В оффисе на Турк-стрит его ждала белая секретарша Элеонора — смешливая сухопарая старушка. Доктор не терял ни минуты даром. Стремглав влетев в помещение, стал диктовать лозунги для пикетчиков. Дело было привычное, лозунги давались ему легко:
— Маккарти и Кеннеди! Пересечете ли вы линию пикетов?
— Никаких дебатов без представительства негров!
— Вам нужны голоса! Нужны ли вам негры?
Элеонора записывала в блокноте, а потом, посмеиваясь над суматошным шефом, принялась за изготовление плакатов на листах ватмана. Маленькая мастерская американской демократии заработала полным ходом.
Доктор Гудлетт засел между тем за телефон. Он звонил в мэрию, в негритянские организации, в штаб-квартиры двух кандидатов, в редакции газет, везде драматически предупреждая, что он, Карлтон Гудлетт, покажет, черт побери, американскую кузькину мать двум именитым сенаторам и сорвет их теледискуссию, которую ждет вся нация. Когда он вешал трубку, гремели ответные звонки. Из мэрии сообщили, что пикетирование разрешено. Газеты интересовались, сколько будет пикетчиков. Гудлетт и сам не знал сколько, но всегда будьте уверены в себе, и он говорил, что около сотни.

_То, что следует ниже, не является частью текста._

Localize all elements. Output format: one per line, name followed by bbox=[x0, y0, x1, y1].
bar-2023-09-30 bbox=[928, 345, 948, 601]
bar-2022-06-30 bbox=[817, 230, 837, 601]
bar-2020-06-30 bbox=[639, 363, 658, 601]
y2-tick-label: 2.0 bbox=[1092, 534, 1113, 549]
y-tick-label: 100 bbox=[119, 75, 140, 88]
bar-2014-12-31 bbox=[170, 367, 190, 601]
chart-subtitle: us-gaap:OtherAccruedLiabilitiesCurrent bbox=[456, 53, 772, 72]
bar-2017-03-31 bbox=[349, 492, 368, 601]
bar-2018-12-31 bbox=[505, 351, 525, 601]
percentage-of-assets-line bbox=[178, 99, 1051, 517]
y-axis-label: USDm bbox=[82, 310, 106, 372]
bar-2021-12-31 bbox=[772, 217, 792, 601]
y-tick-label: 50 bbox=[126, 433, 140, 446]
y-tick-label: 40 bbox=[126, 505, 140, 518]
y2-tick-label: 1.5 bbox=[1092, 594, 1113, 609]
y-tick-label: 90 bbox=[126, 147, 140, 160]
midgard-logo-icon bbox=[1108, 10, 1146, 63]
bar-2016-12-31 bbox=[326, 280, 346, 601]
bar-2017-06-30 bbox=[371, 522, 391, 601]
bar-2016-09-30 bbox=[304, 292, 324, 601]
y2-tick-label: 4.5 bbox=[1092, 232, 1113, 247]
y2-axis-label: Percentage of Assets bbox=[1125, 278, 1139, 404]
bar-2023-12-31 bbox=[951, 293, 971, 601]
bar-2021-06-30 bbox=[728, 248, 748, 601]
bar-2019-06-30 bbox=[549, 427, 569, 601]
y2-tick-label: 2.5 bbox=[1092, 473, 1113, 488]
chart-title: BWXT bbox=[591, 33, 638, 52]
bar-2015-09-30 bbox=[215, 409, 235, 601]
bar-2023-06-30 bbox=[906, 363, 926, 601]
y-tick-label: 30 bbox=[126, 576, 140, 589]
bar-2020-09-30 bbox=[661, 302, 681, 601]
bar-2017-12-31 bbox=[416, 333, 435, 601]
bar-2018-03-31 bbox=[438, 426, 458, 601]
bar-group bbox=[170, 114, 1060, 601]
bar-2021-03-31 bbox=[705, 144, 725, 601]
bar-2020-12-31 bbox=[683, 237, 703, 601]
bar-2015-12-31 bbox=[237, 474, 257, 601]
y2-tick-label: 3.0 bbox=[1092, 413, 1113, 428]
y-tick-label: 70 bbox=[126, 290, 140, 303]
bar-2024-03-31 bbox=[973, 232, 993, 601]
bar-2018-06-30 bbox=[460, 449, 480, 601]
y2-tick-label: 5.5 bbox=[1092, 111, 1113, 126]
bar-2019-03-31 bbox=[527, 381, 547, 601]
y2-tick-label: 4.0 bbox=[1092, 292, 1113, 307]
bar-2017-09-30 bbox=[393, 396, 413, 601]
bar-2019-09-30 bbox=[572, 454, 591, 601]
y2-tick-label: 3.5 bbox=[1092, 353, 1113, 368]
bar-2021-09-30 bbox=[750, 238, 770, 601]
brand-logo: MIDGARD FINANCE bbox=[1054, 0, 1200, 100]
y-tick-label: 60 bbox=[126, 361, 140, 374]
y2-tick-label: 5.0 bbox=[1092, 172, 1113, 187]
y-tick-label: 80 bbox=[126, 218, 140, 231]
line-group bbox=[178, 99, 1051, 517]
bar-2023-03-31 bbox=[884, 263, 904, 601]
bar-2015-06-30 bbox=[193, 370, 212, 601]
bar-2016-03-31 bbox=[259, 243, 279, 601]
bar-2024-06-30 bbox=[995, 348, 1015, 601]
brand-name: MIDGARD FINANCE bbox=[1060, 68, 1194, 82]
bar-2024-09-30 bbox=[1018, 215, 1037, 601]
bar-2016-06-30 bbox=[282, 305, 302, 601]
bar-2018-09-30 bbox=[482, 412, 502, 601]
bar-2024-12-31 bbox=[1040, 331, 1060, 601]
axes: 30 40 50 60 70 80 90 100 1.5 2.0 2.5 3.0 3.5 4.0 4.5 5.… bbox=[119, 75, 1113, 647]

Ему явно нравилось быть в некоем центре внимания, а заодно и показать красному репортеру, как это делается в Америке. Сквозь серьезную мину пробивался веселый, почти мальчишеский азарт.
Между тем из-под быстрой руки смешливой Элеоноры один за другим выскакивали самодельные плакаты. Шеф ее все чаще поглядывал на часы: пора было ехать.
Сложив плакаты в кучу, он понес их к машине. Я шел рядом с пустыми руками, подавляя желание помочь этому спешному делу. Я всего лишь наблюдатель и выше вежливости святой принцип невмешательства во внутренние дела другой страны. Внутренние дела в данном случае состояли в пикетировании здания на Маккалистер-стрит, где помещается телестудия Кей-Джи-Оу, сан-францисский филиал телекорпорации Эй-Би-Си. А вдруг какой-нибудь местный «охотник за ведьмами» узрит меня выносящим плакаты из редакции «Сан-Рипортер»? И моему знакомому навесят такой ярлык, что он проклянет июньский день, когда судьба свела его с красным репортером.
На что уж раскован доктор Гудлетт, но и его посетила эта мысль — вот она, телепатия в международных отношениях! Он, правда, подбросил меня почти к отелю «Губернатор», который совсем недалеко от телестудии Кей-Джи-Оу, но, припарковав машину в переулке и взяв плакаты с заднего сиденья, сказал:
— А теперь нам, пожалуй, лучше расстаться. Могут не так понять...
В студию я пришел позднее. Толпа уже заполнила все пространство между полицейскими деревянными барьерами и стеной противоположного дома. Люди плотно стояли и у здания студии, и полицейские берегли лишь проход к дверям, над которым нависали плакаты: «Очистимся с Джином!» и «Бобби — в президенты!»